TDevilsG wrote:I_Socrates wrote:Its really funny because I'm sure at least some of these entry level analysts can provide more over 2-3 years than 90% of rookies do in their first contract. Those guys get millions to sit on the bench and most end up out of the league shortly after...while people actually contributing have to survive on peanuts.
The difference is one of them is making money for their business and the other is costing money. Any kind of overhead like that is not valued nearly as much as the ones who generate revenue for the business.
WTF are you talking about?
I was talking about players that get paid millions to rot on the bench, and there are a LOT of those.
Teams miss on draft picks and FA signings more often than they miss on the analytics guys.
Those guys can also be fired without union's crying whereas players have to be paid what they are owed.

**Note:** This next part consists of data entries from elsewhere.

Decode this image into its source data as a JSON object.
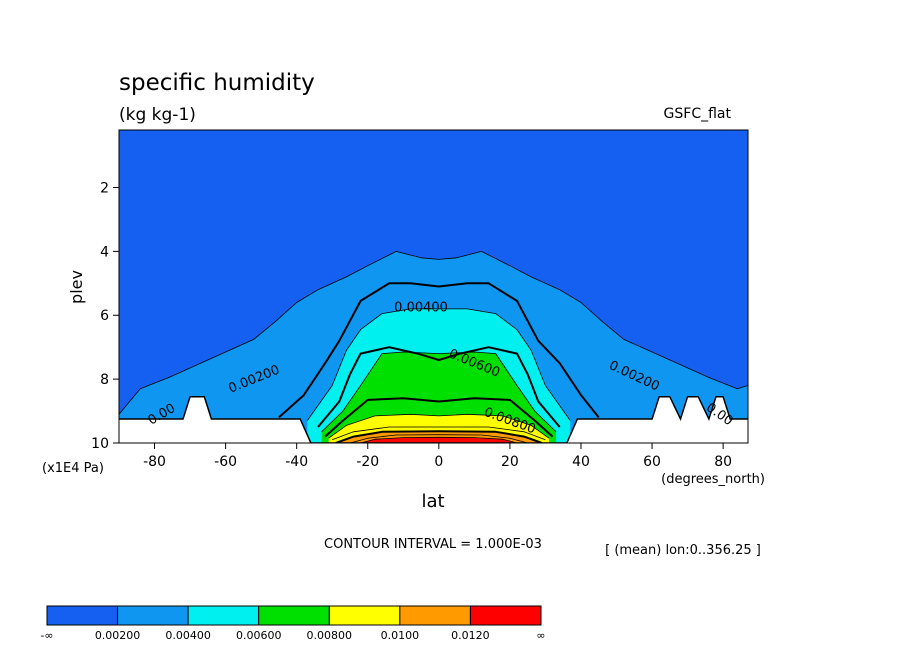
{
  "chart_data": {
    "type": "contour",
    "title": "specific humidity",
    "units": "(kg kg-1)",
    "dataset": "GSFC_flat",
    "xlabel": "lat",
    "xunits": "(degrees_north)",
    "ylabel": "plev",
    "yunits": "(x1E4 Pa)",
    "xlim": [
      -90,
      87
    ],
    "ylim": [
      10,
      0.2
    ],
    "xticks": [
      -80,
      -60,
      -40,
      -20,
      0,
      20,
      40,
      60,
      80
    ],
    "xtick_labels": [
      "-80",
      "-60",
      "-40",
      "-20",
      "0",
      "20",
      "40",
      "60",
      "80"
    ],
    "yticks": [
      2,
      4,
      6,
      8,
      10
    ],
    "ytick_labels": [
      "2",
      "4",
      "6",
      "8",
      "10"
    ],
    "contour_interval_text": "CONTOUR INTERVAL = 1.000E-03",
    "mean_text": "[ (mean) lon:0..356.25 ]",
    "contour_labels": [
      {
        "text": "0.00400",
        "lat": -5,
        "plev": 5.75,
        "angle": 0
      },
      {
        "text": "0.00600",
        "lat": 10,
        "plev": 7.5,
        "angle": 22
      },
      {
        "text": "0.00200",
        "lat": -52,
        "plev": 8.0,
        "angle": -22
      },
      {
        "text": "0.00200",
        "lat": 55,
        "plev": 7.9,
        "angle": 25
      },
      {
        "text": "0.00800",
        "lat": 20,
        "plev": 9.3,
        "angle": 20
      },
      {
        "text": "0.00",
        "lat": -78,
        "plev": 9.1,
        "angle": -30
      },
      {
        "text": "0.00",
        "lat": 79,
        "plev": 9.1,
        "angle": 35
      }
    ],
    "levels": [
      {
        "lower": "-∞",
        "upper": "0.00200",
        "color": "#1560f0"
      },
      {
        "lower": "0.00200",
        "upper": "0.00400",
        "color": "#0f96f0"
      },
      {
        "lower": "0.00400",
        "upper": "0.00600",
        "color": "#00f0f0"
      },
      {
        "lower": "0.00600",
        "upper": "0.00800",
        "color": "#00e000"
      },
      {
        "lower": "0.00800",
        "upper": "0.0100",
        "color": "#ffff00"
      },
      {
        "lower": "0.0100",
        "upper": "0.0120",
        "color": "#ff9a00"
      },
      {
        "lower": "0.0120",
        "upper": "∞",
        "color": "#ff0000"
      }
    ],
    "colorbar_labels": [
      "-∞",
      "0.00200",
      "0.00400",
      "0.00600",
      "0.00800",
      "0.0100",
      "0.0120",
      "∞"
    ],
    "contours": {
      "q2": [
        [
          -90,
          9.1
        ],
        [
          -84,
          8.3
        ],
        [
          -76,
          7.95
        ],
        [
          -68,
          7.55
        ],
        [
          -60,
          7.15
        ],
        [
          -52,
          6.75
        ],
        [
          -46,
          6.2
        ],
        [
          -40,
          5.6
        ],
        [
          -34,
          5.2
        ],
        [
          -26,
          4.8
        ],
        [
          -20,
          4.45
        ],
        [
          -12,
          4.0
        ],
        [
          -5,
          4.2
        ],
        [
          0,
          4.25
        ],
        [
          5,
          4.2
        ],
        [
          12,
          4.0
        ],
        [
          20,
          4.45
        ],
        [
          26,
          4.8
        ],
        [
          34,
          5.2
        ],
        [
          40,
          5.6
        ],
        [
          46,
          6.2
        ],
        [
          52,
          6.75
        ],
        [
          60,
          7.15
        ],
        [
          68,
          7.55
        ],
        [
          76,
          7.95
        ],
        [
          84,
          8.3
        ],
        [
          87,
          8.2
        ]
      ],
      "q3": [
        [
          -45,
          9.2
        ],
        [
          -38,
          8.5
        ],
        [
          -32,
          7.5
        ],
        [
          -28,
          6.8
        ],
        [
          -22,
          5.55
        ],
        [
          -14,
          5.0
        ],
        [
          -8,
          5.0
        ],
        [
          0,
          5.1
        ],
        [
          8,
          5.0
        ],
        [
          14,
          5.0
        ],
        [
          22,
          5.55
        ],
        [
          28,
          6.8
        ],
        [
          34,
          7.5
        ],
        [
          40,
          8.5
        ],
        [
          45,
          9.2
        ]
      ],
      "q4": [
        [
          -37,
          9.3
        ],
        [
          -30,
          8.2
        ],
        [
          -26,
          7.1
        ],
        [
          -22,
          6.45
        ],
        [
          -16,
          5.95
        ],
        [
          -8,
          5.8
        ],
        [
          0,
          5.8
        ],
        [
          8,
          5.8
        ],
        [
          16,
          5.95
        ],
        [
          22,
          6.45
        ],
        [
          26,
          7.1
        ],
        [
          30,
          8.2
        ],
        [
          37,
          9.3
        ]
      ],
      "q5": [
        [
          -34,
          9.5
        ],
        [
          -28,
          8.7
        ],
        [
          -25,
          7.85
        ],
        [
          -22,
          7.2
        ],
        [
          -14,
          7.0
        ],
        [
          -6,
          7.2
        ],
        [
          0,
          7.4
        ],
        [
          6,
          7.2
        ],
        [
          14,
          7.0
        ],
        [
          22,
          7.2
        ],
        [
          25,
          7.85
        ],
        [
          28,
          8.7
        ],
        [
          34,
          9.5
        ]
      ],
      "q6": [
        [
          -33,
          9.65
        ],
        [
          -27,
          9.0
        ],
        [
          -22,
          8.2
        ],
        [
          -16,
          7.2
        ],
        [
          -10,
          7.15
        ],
        [
          0,
          7.2
        ],
        [
          10,
          7.15
        ],
        [
          16,
          7.2
        ],
        [
          22,
          8.2
        ],
        [
          27,
          9.0
        ],
        [
          33,
          9.65
        ]
      ],
      "q7": [
        [
          -32,
          9.8
        ],
        [
          -27,
          9.3
        ],
        [
          -20,
          8.65
        ],
        [
          -10,
          8.6
        ],
        [
          0,
          8.7
        ],
        [
          10,
          8.6
        ],
        [
          20,
          8.65
        ],
        [
          27,
          9.3
        ],
        [
          32,
          9.8
        ]
      ],
      "q8": [
        [
          -31,
          9.85
        ],
        [
          -26,
          9.45
        ],
        [
          -18,
          9.15
        ],
        [
          -8,
          9.1
        ],
        [
          0,
          9.15
        ],
        [
          8,
          9.1
        ],
        [
          18,
          9.15
        ],
        [
          26,
          9.45
        ],
        [
          31,
          9.85
        ]
      ],
      "q9": [
        [
          -30,
          9.9
        ],
        [
          -24,
          9.65
        ],
        [
          -14,
          9.5
        ],
        [
          0,
          9.5
        ],
        [
          14,
          9.5
        ],
        [
          24,
          9.65
        ],
        [
          30,
          9.9
        ]
      ],
      "q10": [
        [
          -29,
          10
        ],
        [
          -24,
          9.8
        ],
        [
          -16,
          9.65
        ],
        [
          0,
          9.63
        ],
        [
          16,
          9.65
        ],
        [
          24,
          9.8
        ],
        [
          29,
          10
        ]
      ],
      "q11": [
        [
          -25,
          10
        ],
        [
          -20,
          9.85
        ],
        [
          -12,
          9.75
        ],
        [
          0,
          9.74
        ],
        [
          12,
          9.75
        ],
        [
          20,
          9.85
        ],
        [
          25,
          10
        ]
      ],
      "q12": [
        [
          -22,
          10
        ],
        [
          -18,
          9.88
        ],
        [
          -10,
          9.83
        ],
        [
          0,
          9.82
        ],
        [
          10,
          9.83
        ],
        [
          18,
          9.88
        ],
        [
          22,
          10
        ]
      ]
    },
    "terrain": [
      [
        -90,
        9.25
      ],
      [
        -72,
        9.25
      ],
      [
        -70,
        8.55
      ],
      [
        -66,
        8.55
      ],
      [
        -64,
        9.25
      ],
      [
        -39,
        9.25
      ],
      [
        -36,
        10
      ],
      [
        36,
        10
      ],
      [
        39,
        9.25
      ],
      [
        60,
        9.25
      ],
      [
        62,
        8.55
      ],
      [
        65,
        8.55
      ],
      [
        68,
        9.25
      ],
      [
        70,
        8.55
      ],
      [
        73,
        8.55
      ],
      [
        76,
        9.25
      ],
      [
        78,
        8.55
      ],
      [
        80,
        8.55
      ],
      [
        82,
        9.25
      ],
      [
        87,
        9.25
      ]
    ]
  }
}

The fact that these 35l-100k guys are the ones that HELP the team figure out which guys to go after is what affects the bottom line.
A good analytics guy that is right more often than he is wrong should be paid in the range of a terrible bench warming player, at least.
They are more instrumental in the teams success than some player who doesn't even belong in the NBA. Basically, the players union has mandated a minimum for the players while the background workers who contribute more to the bottom line or success of a team have no mandate and therefore are overlooked. It happens in a lot of professions and it's ridiculous.